De manier waarop de staat vandaag een vreedzame en zeer breed gedragen protestbeweging onderdrukt, toont aan dat er nog steeds geen ruimte voor verzoening is. De koning stuurde vijf ministers de laan uit die verantwoordelijk zouden zijn voor de tergende trage ontwikkeling van de regio. Tegelijkertijd kregen sommige activisten tot 20 jaar cel. Deze dubbele houding van keiharde repressie en kleine cosmetische ingrepen, toont aan dat het regime nog steeds niet écht bekommerd is met de bevolking in de Rif.
Welke rol speelt de Marokkaanse diaspora in de Hirak-beweging?
Khadija Ryadi: Marokko heeft verschillende golven van repressie gekend, onder koning Hassan II waren er veel verdwijningen en politieke processen. Destijds kwam er uit Europa, vooral in Frankrijk maar ook in België, heel wat solidariteit. Europese democraten oefenden druk uit op hun eigen regering en op internationale organisaties.

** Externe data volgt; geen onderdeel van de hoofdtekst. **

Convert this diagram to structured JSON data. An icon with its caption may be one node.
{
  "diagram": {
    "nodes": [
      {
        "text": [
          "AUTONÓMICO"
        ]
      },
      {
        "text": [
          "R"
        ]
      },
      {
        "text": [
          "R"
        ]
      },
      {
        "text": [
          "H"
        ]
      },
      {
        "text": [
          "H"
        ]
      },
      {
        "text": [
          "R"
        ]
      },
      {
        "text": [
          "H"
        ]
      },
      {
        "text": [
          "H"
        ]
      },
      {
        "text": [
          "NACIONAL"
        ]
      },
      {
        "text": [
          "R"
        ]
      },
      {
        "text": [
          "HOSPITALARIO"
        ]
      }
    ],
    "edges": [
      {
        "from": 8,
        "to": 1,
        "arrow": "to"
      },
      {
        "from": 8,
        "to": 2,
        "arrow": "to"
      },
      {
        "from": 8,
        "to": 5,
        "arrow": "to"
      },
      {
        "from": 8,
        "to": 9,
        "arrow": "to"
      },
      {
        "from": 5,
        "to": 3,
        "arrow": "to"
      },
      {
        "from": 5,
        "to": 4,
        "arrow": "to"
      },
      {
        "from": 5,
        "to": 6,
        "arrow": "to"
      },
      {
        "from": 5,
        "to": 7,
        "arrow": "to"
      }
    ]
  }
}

Bij het aantreden van koning Mohammed VI viel het woord “democratie”. Heel wat Marokkanen in ballingschap keerden terug, er was opnieuw hoop. De beloofde verandering bleef echter uit en de repressie nam opnieuw toe. Omdat het regime zich naar buiten toe schijnbaar transparanter opstelde, nam de buitenlandse steun af.
Europa heeft momenteel haar eigen problemen, mensenrechten staan niet meer zo prominent op de agenda. Europees links is sterk verzwakt, waar we voorheen veel steun kregen van linkse organisaties en partijen, bekampen zij nu hun eigen eigen socio-economische problemen.
Met de protesten in de Rif nam de internationale steun echter opnieuw toe. Het gaat vooral om jongeren die hun roots herontdekken en familiebanden aanhalen. Er wordt vandaag sterk gemobiliseerd door de diaspora in Nederland, België en Duitsland.
Zou de EU meer kunnen doen om de mensenrechten in Marokko te garanderen?
Khadija Ryadi: De EU stemt me niet erg hoopvol, de Europese regeringen dienen vooral hun eigen economische belangen, door bijvoorbeeld vrijhandelsakkoorden aan te gaan met het regime. Het huidige Marokkaanse regime is erg bereidwillig hieraan mee te werken, in ruil krijgen ze een zekere graad van bescherming. Economische belangen zijn voor de Europese regeringen veel belangrijker dan Marokkaanse mensenrechten.
De Europese regeringen zijn medeplichtig aan Marokkaanse mensenrechtenschendingen.
De Europese regeringen hebben hun eigen veiligheidsbelangen, ze zien Marokko als een soort gendarme die migratie tegenhoudt. Ze zien mensenrechtenschendingen door de vingers omdat dit in het belang van Europa is. De Europese regeringen zijn medeplichtig aan Marokkaanse mensenrechtenschendingen.
Er vertrekken steeds meer Riffijnen naar Europa, dit botst dan toch met de Europese belangen?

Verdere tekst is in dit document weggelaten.